Por su parte, León Davidovich endosó sin reservas el mismo proyecto de conquista jacobina del poder que tan atinadamente había criticado en su juventud y que ahora el propio Lenin parecía dispuesto a abandonar, aunque sea temporalmente. Por una extraña ironía, se invirtieron los papeles. En adelante, Lenin se mostraría más “demócrata”, expresando antes de fallecer serías preocupaciones acerca del rumbo burocrático que había tomado la revolución. Trotsky, en cambio, le apostó al Partido, al punto de atribuirle la facultad de determinar soberanamente el conjunto de la trasformación social.  
¿Cómo entender este giro radical? Raya Dunayevskaya -una de sus más brillantes discípulas y, a la vez, crítica rigurosa- señala que no fue un cambio repentino ya que desde 1910 León Davidovich había abandonado sus convicciones anteriores. Al fin y al cabo,  el proletariado ruso se estaba mostrando “inmaduro” y por lo tanto necesitaba de un enérgico partido que le guiara. El hecho es que, para no contrariar a Lenin, Trotsky no reivindicó más sus planteamientos de 1903 y no desterró a la “revolución permanente”, sino hasta 1924, cuando todo estaba perdido.
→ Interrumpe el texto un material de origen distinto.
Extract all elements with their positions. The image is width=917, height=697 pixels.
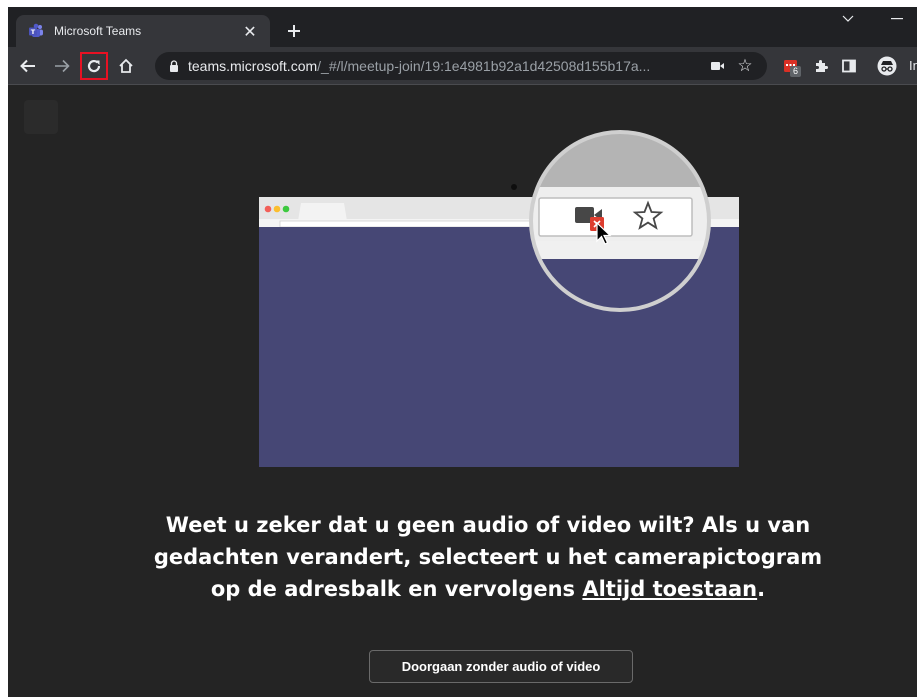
- permission-illustration: [259, 130, 739, 467]
- reload-button[interactable]: [80, 52, 108, 80]
- address-bar[interactable]: teams.microsoft.com/_#/l/meetup-join/19:…: [155, 52, 767, 80]
- confirmation-message: Weet u zeker dat u geen audio of video w…: [138, 509, 838, 605]
- illustration-min-dot: [273, 205, 281, 213]
- continue-without-audio-video-button[interactable]: Doorgaan zonder audio of video: [369, 650, 633, 683]
- illustration-max-dot: [282, 205, 290, 213]
- tab-strip: T Microsoft Teams ✕: [8, 7, 917, 47]
- url-host: teams.microsoft.com: [188, 58, 318, 74]
- reload-icon: [87, 59, 101, 73]
- new-tab-button[interactable]: [282, 19, 306, 43]
- always-allow-link[interactable]: Altijd toestaan: [582, 577, 757, 601]
- device-settings-icon: [24, 100, 58, 134]
- plus-icon: [288, 25, 300, 37]
- tab-microsoft-teams[interactable]: T Microsoft Teams ✕: [16, 15, 270, 47]
- lock-icon[interactable]: [168, 59, 180, 73]
- home-button[interactable]: [112, 52, 140, 80]
- camera-blocked-icon[interactable]: [709, 58, 727, 74]
- browser-window: T Microsoft Teams ✕ teams.microsoft.com/…: [8, 7, 917, 697]
- back-button[interactable]: [14, 52, 42, 80]
- forward-button[interactable]: [48, 52, 76, 80]
- bookmark-star-icon[interactable]: ☆: [735, 56, 755, 76]
- svg-text:T: T: [31, 28, 36, 36]
- side-panel-icon: [842, 59, 856, 73]
- browser-toolbar: teams.microsoft.com/_#/l/meetup-join/19:…: [8, 47, 917, 85]
- side-panel-button[interactable]: [838, 55, 860, 77]
- illustration-close-dot: [264, 205, 272, 213]
- tab-search-chevron-icon[interactable]: [838, 11, 858, 27]
- forward-arrow-icon: [55, 59, 70, 73]
- url-text: teams.microsoft.com/_#/l/meetup-join/19:…: [188, 58, 708, 74]
- illustration-tab: [298, 203, 347, 221]
- incognito-icon: [877, 56, 897, 76]
- extension-badge: 6: [790, 66, 802, 77]
- minimize-icon[interactable]: [886, 11, 908, 27]
- incognito-profile-button[interactable]: [876, 55, 898, 77]
- url-path: /_#/l/meetup-join/19:1e4981b92a1d42508d1…: [317, 58, 651, 74]
- home-icon: [119, 58, 133, 73]
- page-content: Weet u zeker dat u geen audio of video w…: [8, 85, 917, 697]
- puzzle-icon: [816, 60, 828, 72]
- back-arrow-icon: [20, 59, 35, 73]
- tab-title: Microsoft Teams: [54, 24, 142, 38]
- message-text-2: .: [757, 577, 766, 601]
- calendar-extension-button[interactable]: 6: [780, 55, 802, 77]
- profile-label: In: [909, 58, 917, 73]
- extensions-button[interactable]: [810, 55, 832, 77]
- teams-icon: T: [28, 23, 44, 39]
- tab-close-icon[interactable]: ✕: [240, 21, 260, 41]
Mientras tanto, la temperatura social seguía subiendo en aquel verano de 1917. Es la ruidosa irrupción de la potencia, multiplicidad, variedad, y perseverancia de la acción de masas entre febrero y octubre que explica la toma del poder por parte de los bolcheviques. Serge recuerda que ninguna solución intermedia era posible entre la dictadura reaccionaria y la dictadura revolucionaria de los soviets: sin revolución de octubre, el fascismo hubiese tenido nombre ruso. León Davidovich organizó el Comité Revolucionario Militar que preparó la insurrección. Después fue Comisario del Pueblo de Asuntos Extranjeros y organizador del Ejército Rojo entre los muchos cargos que desempeñó en la cúspide del naciente Estado soviético.